I don't think this will work.
The nice thing with netfilter is: it has connection
tracking. That way you throw away packets not related
to any connection, and then only filter the first packet
that creates a connection.

But with ipsec spd there is no connection tracking,
you have to filter each packet.

Second try: 192.168.0.1 is the lan ip.
	12.34.56.78 is the internet ip (only an example).
#!/path/to/ipsec/sbin/setkey -f

spdadd 0/0 192.168.0.1/32[25] tcp -P in ipsec require
 esp/transport//require ah/transport//require;

spdadd 0/0 12.34.56.78/32[25] tcp -P in ipsec require
 esp/transport//require ah/transport//require;

spdadd 0/0 192.168.0.1/32[143] tcp -P in ipsec require
 esp/transport//require ah/transport//require;

spdadd 0/0 12.34.56.78/32[143] tcp -P in ipsec require
 esp/transport//require ah/transport//require;

spdadd 0/0 192.168.0.1/32[119] tcp -P in ipsec require
 esp/transport//require ah/transport//require;

spdadd 0/0 12.34.56.78/32[119] tcp -P in ipsec require
 esp/transport//require ah/transport//require;

spdadd 0/0 192.168.0.1/32[631] tcp -P in ipsec require
 esp/transport//require ah/transport//require;

spdadd 0/0 12.34.56.78/32[631] tcp -P in ipsec require
 esp/transport//require ah/transport//require;


That should work. In this scenario the four ports for
smtp, imap2, nntp and ipp require ipsec for all
connections to the local port. But wait, thats only
incoming, copy all rules, and require the same
for outgoing traffic, too.

So we end with a rule for each combination of
direction {in,out}, local ip {lan, wan}, service
port {smtp, imap2, nntp, ipp}.

A total of 16 rules? Ok, a script could create these.

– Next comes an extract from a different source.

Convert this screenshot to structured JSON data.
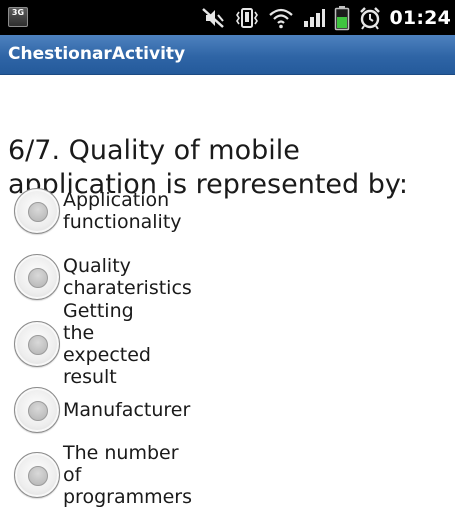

But the bigger problem is: I don't want to maintain
negative lists. I want to maintain a positive
list:
 - ssh port requires no ipsec
 - dns/udp requires no ipsec
 - lo interface requires no ipsec
 - outgoing tcp connections do not require ipsec.

and then have on all simple rule:
 - everything else requires ipsec.

netfilter allows such rules, and it is quite simple.
But netfilter can only allow or deny, but not 
set ipsec rules. 

Maybe a combination of both will help me?